The so-called Millennials, born between the 1980’s and 2000, are, today, at the center of numerous studies aimed at understanding their political views, their working habits and their consumption trends, because they will inevitably signal the trends for the coming years. And from the world of money another loud and clear signal has appeared: heading the use of the most innovative payment methods is the Y generation.
It is particularly evident in the U.S., where the use of credit and debit cards is more widespread among the very young who often also access mobile banking services to check their transactions and balance. It is an apparently counter-intuitive fact that the spending capacity of this segment is, on average, lower than the others (even if when analyzed well the data also shows that 92% have an active bank account), but can be perfectly explained by their propensity to use new technologies and to own smartphones.
Percentage of Millenials who have active bank accounts
Percentage of smartphone owners per generation
The Boomers are more skeptical about the possibilities of putting their own payment data on their smartphones. When they are asked to express an opinion on who the most trustworthy supplier of online and mobile payment services, 43% still respond that it is their bank, 13% the payment circuit, 9% OTT suppliers, and just 6% telephone providers.
To the contrary, the order of the day for Millenials seems to be multichannel marketing. According to a Western Union Bill Payments Money Mindset Index report (here is an interesting infographica), one out of three use more than 3 channels to pay their bills. 38% of Y Geners already use mobile banking apps versus an average 22% for the other generations, 43% visualize their past account transactions versus an average of 25%. Among the traditional electronic payment systems (card payments) the Millenials prefer debit cards (used 41% of the time versus 28% for other types).
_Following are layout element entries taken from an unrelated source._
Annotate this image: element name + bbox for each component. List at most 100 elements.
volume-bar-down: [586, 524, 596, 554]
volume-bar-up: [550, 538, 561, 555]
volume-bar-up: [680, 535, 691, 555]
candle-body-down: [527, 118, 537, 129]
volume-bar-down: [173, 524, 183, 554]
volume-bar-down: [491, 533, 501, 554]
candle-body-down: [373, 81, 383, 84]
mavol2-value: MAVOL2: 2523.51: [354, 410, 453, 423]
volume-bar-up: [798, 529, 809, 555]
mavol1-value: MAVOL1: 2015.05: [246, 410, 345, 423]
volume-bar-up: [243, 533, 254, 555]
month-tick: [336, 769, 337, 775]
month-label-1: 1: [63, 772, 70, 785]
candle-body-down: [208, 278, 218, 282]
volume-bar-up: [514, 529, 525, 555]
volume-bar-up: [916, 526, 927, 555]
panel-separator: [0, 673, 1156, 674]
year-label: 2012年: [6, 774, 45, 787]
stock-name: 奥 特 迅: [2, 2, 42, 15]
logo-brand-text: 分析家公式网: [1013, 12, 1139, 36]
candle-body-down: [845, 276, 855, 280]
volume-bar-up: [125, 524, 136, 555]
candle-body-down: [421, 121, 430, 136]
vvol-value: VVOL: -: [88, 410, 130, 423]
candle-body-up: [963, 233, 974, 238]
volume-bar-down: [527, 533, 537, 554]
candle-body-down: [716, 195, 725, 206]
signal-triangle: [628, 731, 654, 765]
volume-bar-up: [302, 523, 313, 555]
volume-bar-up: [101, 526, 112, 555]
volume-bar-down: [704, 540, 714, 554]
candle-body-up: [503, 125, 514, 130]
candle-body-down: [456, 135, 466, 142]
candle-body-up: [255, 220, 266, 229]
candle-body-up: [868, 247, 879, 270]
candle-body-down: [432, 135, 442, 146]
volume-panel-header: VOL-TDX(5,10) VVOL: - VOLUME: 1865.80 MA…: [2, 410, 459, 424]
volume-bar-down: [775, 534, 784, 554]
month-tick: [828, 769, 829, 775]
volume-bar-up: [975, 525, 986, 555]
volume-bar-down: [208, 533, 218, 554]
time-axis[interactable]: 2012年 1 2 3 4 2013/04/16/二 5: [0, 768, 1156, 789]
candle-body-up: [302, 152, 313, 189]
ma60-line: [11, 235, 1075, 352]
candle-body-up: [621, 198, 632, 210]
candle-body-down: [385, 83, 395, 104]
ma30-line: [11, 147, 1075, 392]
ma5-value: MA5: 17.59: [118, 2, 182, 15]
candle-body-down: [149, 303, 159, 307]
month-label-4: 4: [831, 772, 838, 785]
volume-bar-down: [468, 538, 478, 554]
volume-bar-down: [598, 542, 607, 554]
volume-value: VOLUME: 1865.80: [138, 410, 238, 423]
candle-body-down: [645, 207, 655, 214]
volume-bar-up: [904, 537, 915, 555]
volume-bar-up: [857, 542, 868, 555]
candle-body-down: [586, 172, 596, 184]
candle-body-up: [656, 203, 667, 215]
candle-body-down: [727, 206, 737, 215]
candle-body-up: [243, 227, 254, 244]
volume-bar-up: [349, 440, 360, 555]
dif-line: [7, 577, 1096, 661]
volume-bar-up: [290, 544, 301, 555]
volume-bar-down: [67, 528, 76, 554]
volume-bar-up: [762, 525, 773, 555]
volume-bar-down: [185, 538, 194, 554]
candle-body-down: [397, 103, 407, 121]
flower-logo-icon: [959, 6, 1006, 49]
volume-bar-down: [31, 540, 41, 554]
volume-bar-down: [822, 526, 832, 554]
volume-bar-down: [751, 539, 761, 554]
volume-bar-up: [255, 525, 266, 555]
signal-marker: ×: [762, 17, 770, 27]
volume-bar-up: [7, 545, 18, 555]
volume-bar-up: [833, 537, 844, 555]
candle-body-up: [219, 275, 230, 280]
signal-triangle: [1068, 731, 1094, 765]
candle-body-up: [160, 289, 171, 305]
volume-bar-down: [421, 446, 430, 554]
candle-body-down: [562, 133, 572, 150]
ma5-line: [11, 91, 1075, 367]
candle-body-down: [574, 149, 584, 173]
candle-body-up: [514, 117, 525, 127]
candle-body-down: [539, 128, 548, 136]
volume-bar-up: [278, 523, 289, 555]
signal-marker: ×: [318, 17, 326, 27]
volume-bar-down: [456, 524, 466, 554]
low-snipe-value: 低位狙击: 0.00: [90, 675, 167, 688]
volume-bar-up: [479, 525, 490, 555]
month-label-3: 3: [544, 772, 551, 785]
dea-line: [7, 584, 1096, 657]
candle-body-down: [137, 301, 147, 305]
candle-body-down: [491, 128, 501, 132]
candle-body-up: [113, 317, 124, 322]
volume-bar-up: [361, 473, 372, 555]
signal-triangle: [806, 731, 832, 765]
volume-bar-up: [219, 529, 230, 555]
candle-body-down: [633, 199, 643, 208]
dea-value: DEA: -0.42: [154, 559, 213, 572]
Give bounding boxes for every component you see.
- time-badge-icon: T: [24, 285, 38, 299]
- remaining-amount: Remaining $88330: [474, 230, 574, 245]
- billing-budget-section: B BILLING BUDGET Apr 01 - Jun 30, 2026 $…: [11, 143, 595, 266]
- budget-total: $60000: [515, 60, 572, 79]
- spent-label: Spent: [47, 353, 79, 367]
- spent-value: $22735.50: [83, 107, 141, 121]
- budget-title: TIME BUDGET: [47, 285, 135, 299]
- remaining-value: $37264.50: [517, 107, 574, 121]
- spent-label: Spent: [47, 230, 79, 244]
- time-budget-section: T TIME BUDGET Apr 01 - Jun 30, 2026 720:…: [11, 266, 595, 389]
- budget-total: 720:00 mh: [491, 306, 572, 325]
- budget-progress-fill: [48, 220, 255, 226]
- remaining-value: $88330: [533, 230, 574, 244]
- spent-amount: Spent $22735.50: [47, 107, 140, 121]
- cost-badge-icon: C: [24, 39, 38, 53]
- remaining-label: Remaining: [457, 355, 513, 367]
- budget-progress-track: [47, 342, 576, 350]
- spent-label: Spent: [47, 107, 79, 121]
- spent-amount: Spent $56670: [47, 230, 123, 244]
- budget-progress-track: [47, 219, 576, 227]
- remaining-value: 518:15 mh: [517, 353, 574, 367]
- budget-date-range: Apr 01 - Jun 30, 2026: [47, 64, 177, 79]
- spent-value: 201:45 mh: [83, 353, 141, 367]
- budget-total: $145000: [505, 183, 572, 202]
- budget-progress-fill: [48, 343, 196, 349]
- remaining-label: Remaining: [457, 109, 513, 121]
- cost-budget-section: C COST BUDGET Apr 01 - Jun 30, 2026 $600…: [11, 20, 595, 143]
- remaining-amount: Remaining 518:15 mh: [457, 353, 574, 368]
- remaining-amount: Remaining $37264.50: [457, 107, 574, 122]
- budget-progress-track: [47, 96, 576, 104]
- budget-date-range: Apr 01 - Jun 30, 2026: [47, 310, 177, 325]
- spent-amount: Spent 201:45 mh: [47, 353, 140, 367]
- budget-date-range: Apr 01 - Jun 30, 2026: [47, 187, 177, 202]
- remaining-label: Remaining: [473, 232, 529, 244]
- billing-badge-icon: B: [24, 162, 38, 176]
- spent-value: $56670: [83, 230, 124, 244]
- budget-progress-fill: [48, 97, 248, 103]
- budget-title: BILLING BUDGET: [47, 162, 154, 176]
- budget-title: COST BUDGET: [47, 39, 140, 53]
Among the more innovative options, the preferred type seems to be P2P (possibly because it is immediate and cheaper), which was preferred 67% of the cases and far surpasses PayPal in the classification. While 21% of them have never signed a paper check in their lives.
In light of this data, it is reasonable to think that it will be precisely the Y Geners who will realize the forecasts made by Gartner that estimate a growth of transit of up to 721 billion dollars for online and mobile by 2017.